TSUGUMI, di Banana Yoshimoto
Ho deciso di leggere Banana Yoshimoto incuriosita dalla passione di una persona che conosco poco ma con cui mi sembra di condividere molto, dove la parola condivisione non è intesa per forza nel senso di analogia di interessi, ma della metodologia – prima fra tutte la lettura – con cui quegli interessi vengono coltivati.
Ho scelto Tsugumi un po’ a caso, un po’ perché attratta dalla breve descrizione della storia sulla quarta di copertina: storie di partenze e ritorni da e per la terra natìa non potevano lasciarmi impassibile.

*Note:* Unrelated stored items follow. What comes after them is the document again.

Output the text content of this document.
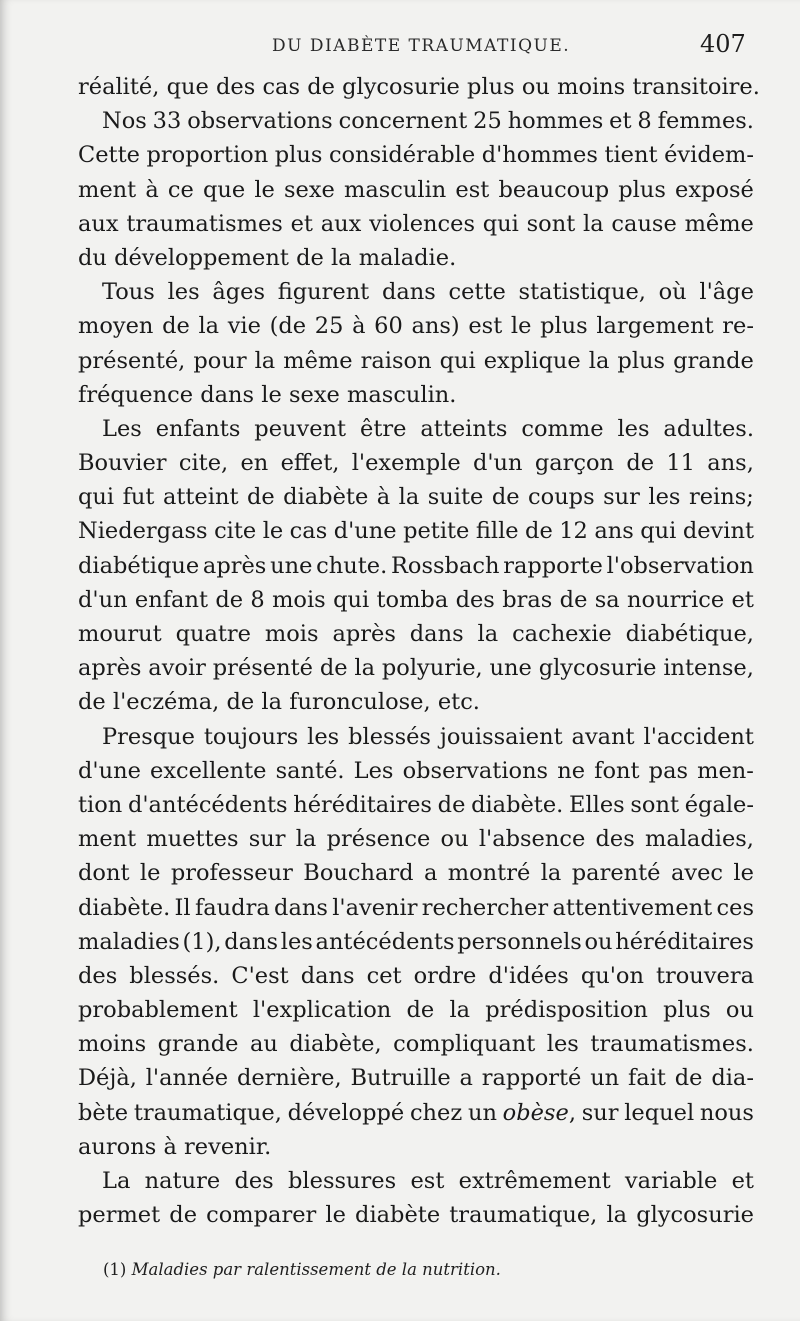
DU DIABÈTE TRAUMATIQUE.	407
réalité, que des cas de glycosurie plus ou moins transitoire.
Nos 33 observations concernent 25 hommes et 8 femmes.
Cette proportion plus considérable d'hommes tient évidem-
ment à ce que le sexe masculin est beaucoup plus exposé
aux traumatismes et aux violences qui sont la cause même
du développement de la maladie.
Tous les âges figurent dans cette statistique, où l'âge
moyen de la vie (de 25 à 60 ans) est le plus largement re-
présenté, pour la même raison qui explique la plus grande
fréquence dans le sexe masculin.
Les enfants peuvent être atteints comme les adultes.
Bouvier cite, en effet, l'exemple d'un garçon de 11 ans,
qui fut atteint de diabète à la suite de coups sur les reins;
Niedergass cite le cas d'une petite fille de 12 ans qui devint
diabétique après une chute. Rossbach rapporte l'observation
d'un enfant de 8 mois qui tomba des bras de sa nourrice et
mourut quatre mois après dans la cachexie diabétique,
après avoir présenté de la polyurie, une glycosurie intense,
de l'eczéma, de la furonculose, etc.
Presque toujours les blessés jouissaient avant l'accident
d'une excellente santé. Les observations ne font pas men-
tion d'antécédents héréditaires de diabète. Elles sont égale-
ment muettes sur la présence ou l'absence des maladies,
dont le professeur Bouchard a montré la parenté avec le
diabète. Il faudra dans l'avenir rechercher attentivement ces
maladies (1), dans les antécédents personnels ou héréditaires
des blessés. C'est dans cet ordre d'idées qu'on trouvera
probablement l'explication de la prédisposition plus ou
moins grande au diabète, compliquant les traumatismes.
Déjà, l'année dernière, Butruille a rapporté un fait de dia-
bète traumatique, développé chez un obèse, sur lequel nous
aurons à revenir.
La nature des blessures est extrêmement variable et
permet de comparer le diabète traumatique, la glycosurie
(1) Maladies par ralentissement de la nutrition.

Quando leggo libri di autori così lontani – geograficamente e culturalmente – da me, mi chiedo sempre, sottovoce, “chissà come suona in lingua originale, chissà se ci sono arzigogoli linguistici che non rendono con la traduzione, chissà come lo starà leggendo un giapponese”.
Me lo sono chiesta anche stavolta ma la risposta è stata delicata tanto quanto la domanda, perché probabilmente la vera capacità narrativa, il vero scrittore è colui che supera frontiere linguistiche e culturali (se mai dovessimo ritenere che ne esistano) e arriva dritto al cuore del lettore.

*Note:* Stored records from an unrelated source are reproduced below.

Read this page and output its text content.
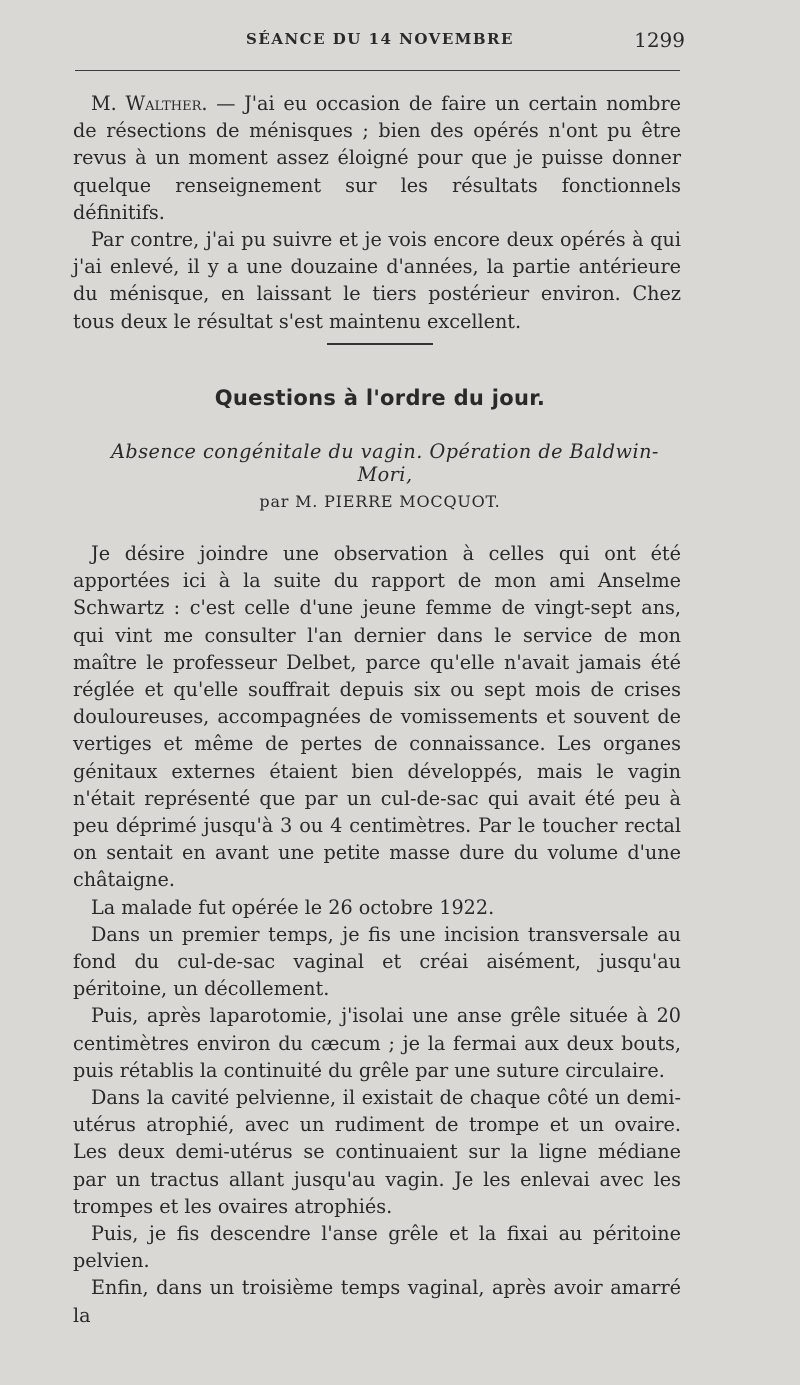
SÉANCE DU 14 NOVEMBRE	1299

M. Walther. — J'ai eu occasion de faire un certain nombre de résections de ménisques ; bien des opérés n'ont pu être revus à un moment assez éloigné pour que je puisse donner quelque renseignement sur les résultats fonctionnels définitifs.

Par contre, j'ai pu suivre et je vois encore deux opérés à qui j'ai enlevé, il y a une douzaine d'années, la partie antérieure du ménisque, en laissant le tiers postérieur environ. Chez tous deux le résultat s'est maintenu excellent.

Questions à l'ordre du jour.
Absence congénitale du vagin. Opération de Baldwin-Mori,
par M. PIERRE MOCQUOT.

Je désire joindre une observation à celles qui ont été apportées ici à la suite du rapport de mon ami Anselme Schwartz : c'est celle d'une jeune femme de vingt-sept ans, qui vint me consulter l'an dernier dans le service de mon maître le professeur Delbet, parce qu'elle n'avait jamais été réglée et qu'elle souffrait depuis six ou sept mois de crises douloureuses, accompagnées de vomissements et souvent de vertiges et même de pertes de connaissance. Les organes génitaux externes étaient bien développés, mais le vagin n'était représenté que par un cul-de-sac qui avait été peu à peu déprimé jusqu'à 3 ou 4 centimètres. Par le toucher rectal on sentait en avant une petite masse dure du volume d'une châtaigne.

La malade fut opérée le 26 octobre 1922.

Dans un premier temps, je fis une incision transversale au fond du cul-de-sac vaginal et créai aisément, jusqu'au péritoine, un décollement.

Puis, après laparotomie, j'isolai une anse grêle située à 20 centimètres environ du cæcum ; je la fermai aux deux bouts, puis rétablis la continuité du grêle par une suture circulaire.

Dans la cavité pelvienne, il existait de chaque côté un demi-utérus atrophié, avec un rudiment de trompe et un ovaire. Les deux demi-utérus se continuaient sur la ligne médiane par un tractus allant jusqu'au vagin. Je les enlevai avec les trompes et les ovaires atrophiés.

Puis, je fis descendre l'anse grêle et la fixai au péritoine pelvien.

Enfin, dans un troisième temps vaginal, après avoir amarré la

Tsugumi è una storia raccontata in punta di penna, la storia di tre cugine che trascorrono l’ultima estate tutte insieme nel loro paesino di origine, in riva al mare.
La protagonista è Maria, trasferitasi a Tokyo per studio, ma molto affezionata al suo paese di origine e alle cugine Yoko e Tsugumi. Quest’ultima è una ragazzina apparentemente cinica e spietata che nasconde dentro sé, in profondità, sentimenti positivi ed autentici, che stenta a manifestare.
Una specie di antieroina cagionevole di salute, imprevedibile e spigolosa, incapace di amare nei modi “consueti”.
La narrazione si svolge, con il mare sullo sfondo, nello spazio di un paesino della penisola di Izu, nelle stradine, sulla spiaggia, senza tuttavia apparire eccessivamente statica.
Non c’è la ricerca spasmodica del colpo di scena né della suspance; il lettore rimarrà a passeggiare sulle pagine di Tsugumi non per curiosità ma per il piacere della delicatezza che offrono i paesaggi descritti, che spesso vengono posti in parallelismo con gli stati d’animo dei protagonisti.
Le lunghe camminate sulla spiaggia sono passeggiate interiori; i sentimenti sono descritti senza struggimento, ma con dovizia di particolari.
Una storia normale ma fatta di dettagli teneri ed autobiografici, di immagini ed emozioni, di passi tutti rivolti verso la vita adulta; la nostalgia rimane in sottofondo senza esagerazioni, l’assenza dell’esasperazione nei sentimenti come eco culturale dell’impero della delicatezza.